One thing conspicuously missing from the recent mud-slide regarding the relationship between Yale Divinity School and Berkeley Divinity School is an account of how much Berkeley contributes to the partnership. The two institutions are deeply entwined, and separating them would be an act of violence against each entity and against Yale University as a whole.

Consider, first of all, that the Masters of Divinity degree –the three-year professional degree offered by Yale Divinity School for those on the path to ordination — is awarded to a large number of Berkeley students. Many, including myself, would not be here if it wasn’t for the unique benefits that the affiliation affords.

Furthermore, any Yale Divinity School student looking for spiritual formation in preparation for ministry will have a hard time finding it without a trip down the hill to Berkeley’s Annand program. Jettisoning Berkeley means decimating the student body of the Divinity School and losing the spiritual resources that Berkeley offers.

The affiliation arrangement is a big draw for Episcopal students looking for the benefits of both a rigorous and ecumenical divinity school and a denominational seminary. Episcopal candidates for ordination need classes on specifically Anglican (Episcopal) history, liturgy, and theology. They also need to be held accountable for their spiritual development and formation for ministry. The Yale-Berkeley affiliation gives Episcopal students these resources otherwise available only at an Episcopal seminary. By doing so, it attracts the brightest and best of the Episcopal Church.

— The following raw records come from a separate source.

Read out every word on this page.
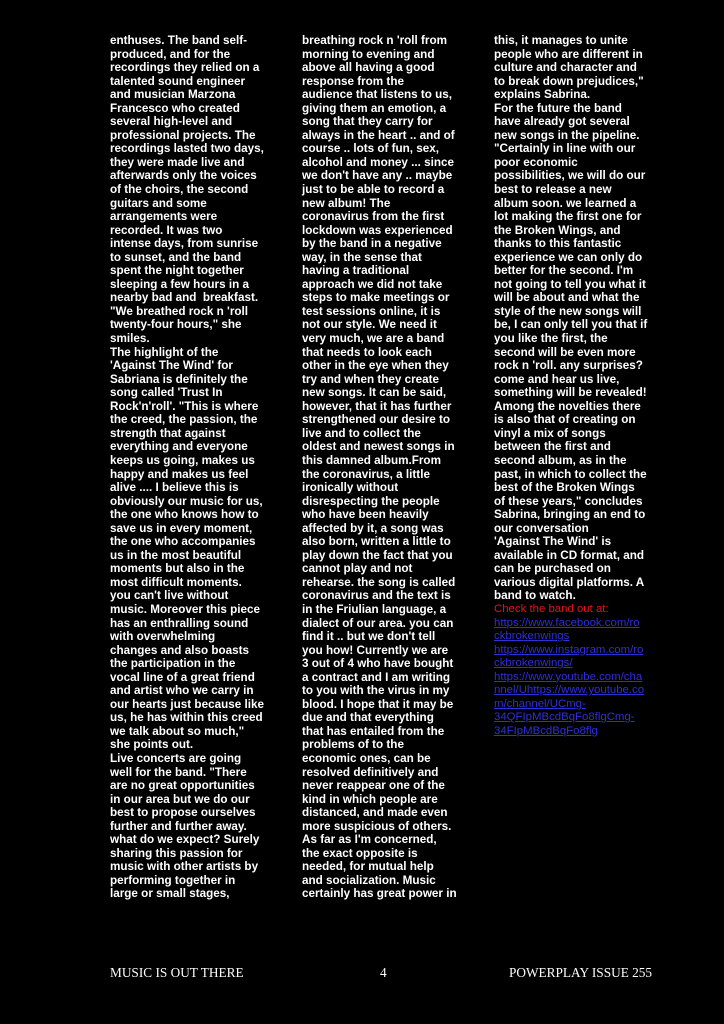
enthuses. The band self-
produced, and for the
recordings they relied on a
talented sound engineer
and musician Marzona
Francesco who created
several high-level and
professional projects. The
recordings lasted two days,
they were made live and
afterwards only the voices
of the choirs, the second
guitars and some
arrangements were
recorded. It was two
intense days, from sunrise
to sunset, and the band
spent the night together
sleeping a few hours in a
nearby bad and  breakfast.
"We breathed rock n 'roll
twenty-four hours," she
smiles.
The highlight of the
'Against The Wind' for
Sabriana is definitely the
song called 'Trust In
Rock'n'roll'. "This is where
the creed, the passion, the
strength that against
everything and everyone
keeps us going, makes us
happy and makes us feel
alive .... I believe this is
obviously our music for us,
the one who knows how to
save us in every moment,
the one who accompanies
us in the most beautiful
moments but also in the
most difficult moments.
you can't live without
music. Moreover this piece
has an enthralling sound
with overwhelming
changes and also boasts
the participation in the
vocal line of a great friend
and artist who we carry in
our hearts just because like
us, he has within this creed
we talk about so much,"
she points out.
Live concerts are going
well for the band. "There
are no great opportunities
in our area but we do our
best to propose ourselves
further and further away.
what do we expect? Surely
sharing this passion for
music with other artists by
performing together in
large or small stages,
breathing rock n 'roll from
morning to evening and
above all having a good
response from the
audience that listens to us,
giving them an emotion, a
song that they carry for
always in the heart .. and of
course .. lots of fun, sex,
alcohol and money ... since
we don't have any .. maybe
just to be able to record a
new album! The
coronavirus from the first
lockdown was experienced
by the band in a negative
way, in the sense that
having a traditional
approach we did not take
steps to make meetings or
test sessions online, it is
not our style. We need it
very much, we are a band
that needs to look each
other in the eye when they
try and when they create
new songs. It can be said,
however, that it has further
strengthened our desire to
live and to collect the
oldest and newest songs in
this damned album.From
the coronavirus, a little
ironically without
disrespecting the people
who have been heavily
affected by it, a song was
also born, written a little to
play down the fact that you
cannot play and not
rehearse. the song is called
coronavirus and the text is
in the Friulian language, a
dialect of our area. you can
find it .. but we don't tell
you how! Currently we are
3 out of 4 who have bought
a contract and I am writing
to you with the virus in my
blood. I hope that it may be
due and that everything
that has entailed from the
problems of to the
economic ones, can be
resolved definitively and
never reappear one of the
kind in which people are
distanced, and made even
more suspicious of others.
As far as I'm concerned,
the exact opposite is
needed, for mutual help
and socialization. Music
certainly has great power in
this, it manages to unite
people who are different in
culture and character and
to break down prejudices,"
explains Sabrina.
For the future the band
have already got several
new songs in the pipeline.
"Certainly in line with our
poor economic
possibilities, we will do our
best to release a new
album soon. we learned a
lot making the first one for
the Broken Wings, and
thanks to this fantastic
experience we can only do
better for the second. I'm
not going to tell you what it
will be about and what the
style of the new songs will
be, I can only tell you that if
you like the first, the
second will be even more
rock n 'roll. any surprises?
come and hear us live,
something will be revealed!
Among the novelties there
is also that of creating on
vinyl a mix of songs
between the first and
second album, as in the
past, in which to collect the
best of the Broken Wings
of these years," concludes
Sabrina, bringing an end to
our conversation
'Against The Wind' is
available in CD format, and
can be purchased on
various digital platforms. A
band to watch.
Check the band out at:
https://www.facebook.com/ro
ckbrokenwings
https://www.instagram.com/ro
ckbrokenwings/
https://www.youtube.com/cha
nnel/Uhttps://www.youtube.co
m/channel/UCmg-
34QFIpMBcdBqFo8flgCmg-
34FIpMBcdBqFo8flg
MUSIC IS OUT THERE	4	POWERPLAY ISSUE 255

One of the primary issues at stake is the future of the Divinity School. Will it abandon its mission of educating and forming lay and ordained leadership in the church? Certainly Yale could transform the Divinity School into an academic powerhouse for turning out academics adept at turning out more academics. But if Yale wants to continue its original mission of training leaders in the church, then it must continue to balance denomination-specific formation with academically rigorous education. Currently, the only intersection of those two essential functions is Berkeley’s affiliation with Yale.

Abandoning the affiliation is a big step down the slippery road towards a secular Divinity School no longer interested in furthering the love-work of the church. It would mean burning the very soul of Yale on the altar of institutional pride and envy. The forces at work, pulling in both directions, are ancient and powerful. The evolution of Yale is a lesson in how the modern, secular academic atmosphere has been bitter to the faithful — pushing them further and further away from the center, up the hill. At stake in the affiliation is no mere question of accounting procedures or personality conflicts, but a question about the mission and future of the University itself. When you think of Berkeley, then, think of Yale — their futures are entwined.

W. Tay Moss DIV ’03

January 21, 2002

The writer is a student in Berkeley Divinity School.